Playful, experimental, jazz-influenced, the poems in Sean Singer’s Discography delight in sound and approach the more abstract pleasures of music. Singer takes as his subjects music, jazz figures, and historical events. Series judge W. S. Merwin praises Singer for his “roving demands on his language” and “the quick-changes of his invention in search of some provisional rightness.”
Sean Singer’s first book Discography won the 2001 Yale Series of Younger Poets Prize, selected by W.S. Merwin, and the Norma Farber First Book Award from the Poetry Society of America. He is also the recipient of a Fellowship from the National Endowment for the Arts. He lives in Harlem, New York City.
Sean was my Professor of Advanced Poetry at Hunter College. He was not only an amazing poet, but also an amazing critic. Love his love of jazz. An old soul trapped in the mind of a young, (re)fresh(ing) voice. If you love music, you'll dance in between his words.
Disclaimer: I've "known" the author for a number of years as a fellow member of the Jazz-L mailing list. That said, I voice no personal bias in touting the engaging beauty of this collection. Sean is one of the most gifted young American poets I have ever encountered, and his love of jazz and the arts is echoed marvelously in this collection. Creative wordplay and a deep gift for imagery make this a keeper.
As a musician myself, I appreciated all the music related vocabulary, and sometimes the Gertrude-Stein like nonsense words that served more a rhythmic, musical purpose. However, the poems that touched me the most were the ones in which it became more grounded, such as "Who Can Sy the Bottles of Heaven", "Loss" (both of them), "The Gift," and "'Dear heart, how like you this?'". The loss and loneliness that appeared in many of these poems felt more real, and while the jazzy bebop word passages gave a lightness and playful tone to the overarching themes, there is less of a desire to return to those pieces once they were done (they feel like one-offs), whereas his grounded poems I want to come back to and feel those feelings again. Overall though, props for the way it challenged me and was inventive and I can see how it won the Yale Series of Younger Poets award. I’d be curious to read some of his other poetry collections and see if this playful nonsense verse still permeates, or if it ditches the abstract music-based play for more real life insights.
I picked up this collection of poetry at a used bookstore in Texas, partly because the forward is by W. S. Merwin, a poet I admire and have read for over 50 years.
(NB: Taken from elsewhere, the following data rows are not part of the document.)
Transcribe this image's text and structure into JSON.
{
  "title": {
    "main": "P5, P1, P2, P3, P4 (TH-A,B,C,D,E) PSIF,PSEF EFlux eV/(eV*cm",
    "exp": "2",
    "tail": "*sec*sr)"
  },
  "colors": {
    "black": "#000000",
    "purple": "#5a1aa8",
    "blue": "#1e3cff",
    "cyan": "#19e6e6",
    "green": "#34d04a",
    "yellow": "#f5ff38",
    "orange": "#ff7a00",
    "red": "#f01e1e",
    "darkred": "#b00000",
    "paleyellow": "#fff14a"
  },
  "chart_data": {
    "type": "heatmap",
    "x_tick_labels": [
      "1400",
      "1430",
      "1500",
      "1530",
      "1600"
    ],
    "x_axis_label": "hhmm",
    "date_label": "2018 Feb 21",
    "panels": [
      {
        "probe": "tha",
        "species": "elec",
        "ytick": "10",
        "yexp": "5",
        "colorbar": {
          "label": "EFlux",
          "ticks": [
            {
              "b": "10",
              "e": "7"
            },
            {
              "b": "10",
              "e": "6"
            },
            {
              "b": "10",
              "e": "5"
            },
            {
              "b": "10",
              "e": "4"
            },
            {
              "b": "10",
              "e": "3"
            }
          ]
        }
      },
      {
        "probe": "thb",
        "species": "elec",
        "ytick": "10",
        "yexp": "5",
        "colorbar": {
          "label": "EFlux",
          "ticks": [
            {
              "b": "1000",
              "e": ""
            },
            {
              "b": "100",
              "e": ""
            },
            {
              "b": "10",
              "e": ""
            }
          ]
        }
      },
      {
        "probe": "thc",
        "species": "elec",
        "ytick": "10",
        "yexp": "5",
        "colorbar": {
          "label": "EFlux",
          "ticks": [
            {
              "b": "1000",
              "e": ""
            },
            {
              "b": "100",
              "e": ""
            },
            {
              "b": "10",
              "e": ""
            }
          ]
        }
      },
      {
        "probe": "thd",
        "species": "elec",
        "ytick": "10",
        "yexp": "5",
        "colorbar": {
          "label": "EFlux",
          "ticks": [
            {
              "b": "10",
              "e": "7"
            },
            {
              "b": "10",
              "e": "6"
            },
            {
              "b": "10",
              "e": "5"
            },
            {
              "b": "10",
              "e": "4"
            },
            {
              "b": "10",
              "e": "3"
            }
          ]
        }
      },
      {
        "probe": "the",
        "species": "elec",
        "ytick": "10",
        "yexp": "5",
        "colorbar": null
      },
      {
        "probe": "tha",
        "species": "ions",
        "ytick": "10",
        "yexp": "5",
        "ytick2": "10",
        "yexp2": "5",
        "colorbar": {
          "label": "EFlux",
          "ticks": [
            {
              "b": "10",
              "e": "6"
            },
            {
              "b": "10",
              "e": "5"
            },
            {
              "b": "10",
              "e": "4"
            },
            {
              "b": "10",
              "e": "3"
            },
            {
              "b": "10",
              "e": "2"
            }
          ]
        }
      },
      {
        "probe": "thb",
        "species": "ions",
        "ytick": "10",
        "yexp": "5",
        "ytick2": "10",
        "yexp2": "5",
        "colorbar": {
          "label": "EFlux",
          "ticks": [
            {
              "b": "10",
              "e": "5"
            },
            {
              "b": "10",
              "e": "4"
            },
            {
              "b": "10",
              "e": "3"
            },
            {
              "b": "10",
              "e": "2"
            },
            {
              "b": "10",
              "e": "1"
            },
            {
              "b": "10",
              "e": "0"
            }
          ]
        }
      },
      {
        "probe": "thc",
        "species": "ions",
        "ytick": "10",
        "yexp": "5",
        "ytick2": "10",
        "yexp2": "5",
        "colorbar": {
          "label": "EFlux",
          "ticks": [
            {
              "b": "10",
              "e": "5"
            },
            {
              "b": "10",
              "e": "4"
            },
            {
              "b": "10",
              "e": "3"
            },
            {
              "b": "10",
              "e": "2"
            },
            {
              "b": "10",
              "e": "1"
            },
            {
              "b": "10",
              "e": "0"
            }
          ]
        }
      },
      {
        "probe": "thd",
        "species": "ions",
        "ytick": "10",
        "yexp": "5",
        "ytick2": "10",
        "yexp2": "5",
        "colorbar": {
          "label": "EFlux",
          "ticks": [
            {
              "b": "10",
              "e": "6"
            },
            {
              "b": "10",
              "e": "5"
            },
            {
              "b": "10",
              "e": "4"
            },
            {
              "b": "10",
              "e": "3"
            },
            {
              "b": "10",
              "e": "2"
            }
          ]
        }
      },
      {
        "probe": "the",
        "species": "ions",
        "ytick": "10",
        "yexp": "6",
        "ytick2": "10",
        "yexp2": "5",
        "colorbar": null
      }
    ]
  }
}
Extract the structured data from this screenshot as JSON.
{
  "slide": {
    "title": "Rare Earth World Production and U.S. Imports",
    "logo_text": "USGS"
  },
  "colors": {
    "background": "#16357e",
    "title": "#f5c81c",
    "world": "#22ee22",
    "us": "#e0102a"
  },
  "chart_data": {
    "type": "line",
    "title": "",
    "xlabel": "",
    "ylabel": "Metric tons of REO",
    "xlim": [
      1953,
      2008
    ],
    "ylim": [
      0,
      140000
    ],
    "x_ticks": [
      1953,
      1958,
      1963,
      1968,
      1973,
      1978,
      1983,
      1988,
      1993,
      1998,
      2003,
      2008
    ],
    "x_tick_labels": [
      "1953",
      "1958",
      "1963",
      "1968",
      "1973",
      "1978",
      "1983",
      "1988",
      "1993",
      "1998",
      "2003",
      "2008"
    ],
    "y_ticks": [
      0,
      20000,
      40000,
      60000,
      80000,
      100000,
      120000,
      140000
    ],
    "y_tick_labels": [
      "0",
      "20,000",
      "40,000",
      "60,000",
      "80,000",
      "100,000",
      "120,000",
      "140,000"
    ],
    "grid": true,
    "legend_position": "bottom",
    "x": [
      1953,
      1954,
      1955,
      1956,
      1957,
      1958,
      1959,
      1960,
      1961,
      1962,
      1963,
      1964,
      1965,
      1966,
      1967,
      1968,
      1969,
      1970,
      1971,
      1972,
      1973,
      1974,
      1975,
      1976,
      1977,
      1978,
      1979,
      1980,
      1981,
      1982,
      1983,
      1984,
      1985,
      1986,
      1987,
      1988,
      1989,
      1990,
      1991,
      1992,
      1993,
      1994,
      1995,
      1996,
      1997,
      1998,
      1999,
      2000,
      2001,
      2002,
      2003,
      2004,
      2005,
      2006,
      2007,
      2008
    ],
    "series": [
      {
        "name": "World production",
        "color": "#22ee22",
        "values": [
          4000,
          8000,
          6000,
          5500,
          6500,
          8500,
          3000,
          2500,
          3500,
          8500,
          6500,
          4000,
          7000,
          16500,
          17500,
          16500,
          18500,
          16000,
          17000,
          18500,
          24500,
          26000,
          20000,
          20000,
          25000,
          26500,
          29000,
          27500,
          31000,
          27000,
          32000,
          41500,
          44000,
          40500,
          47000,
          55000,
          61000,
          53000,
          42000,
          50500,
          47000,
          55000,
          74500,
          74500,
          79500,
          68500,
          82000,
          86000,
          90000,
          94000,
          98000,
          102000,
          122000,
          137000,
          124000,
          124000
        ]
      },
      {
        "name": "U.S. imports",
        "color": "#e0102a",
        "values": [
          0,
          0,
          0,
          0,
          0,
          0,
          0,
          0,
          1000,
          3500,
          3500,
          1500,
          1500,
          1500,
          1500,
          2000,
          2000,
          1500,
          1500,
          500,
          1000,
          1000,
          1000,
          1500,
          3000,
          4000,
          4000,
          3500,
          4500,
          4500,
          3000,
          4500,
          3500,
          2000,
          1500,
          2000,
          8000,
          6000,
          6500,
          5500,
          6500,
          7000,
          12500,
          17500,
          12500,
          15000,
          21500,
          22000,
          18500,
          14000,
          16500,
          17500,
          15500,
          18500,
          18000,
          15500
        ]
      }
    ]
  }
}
After reading the book and finding most of the poems rather obscure, I still think that Merwin's forward may have been a good reason to purchase this one.
The poems in the first half of Discography are music-themed; I read that section quickly. After a long break, I read the second half of the book more slowly, a poem or two at a time. These are rich poems, but they're not "easy." Singer reminds me of Wallace Stevens - not that there is much superficial similarity between their poetry, but because Singer's use of language is sometimes as dense and enigmatic as that of Stevens.
There's much beauty here; some of it feels just out of my reach. Nothing wrong with that - I look forward to reading these poems again.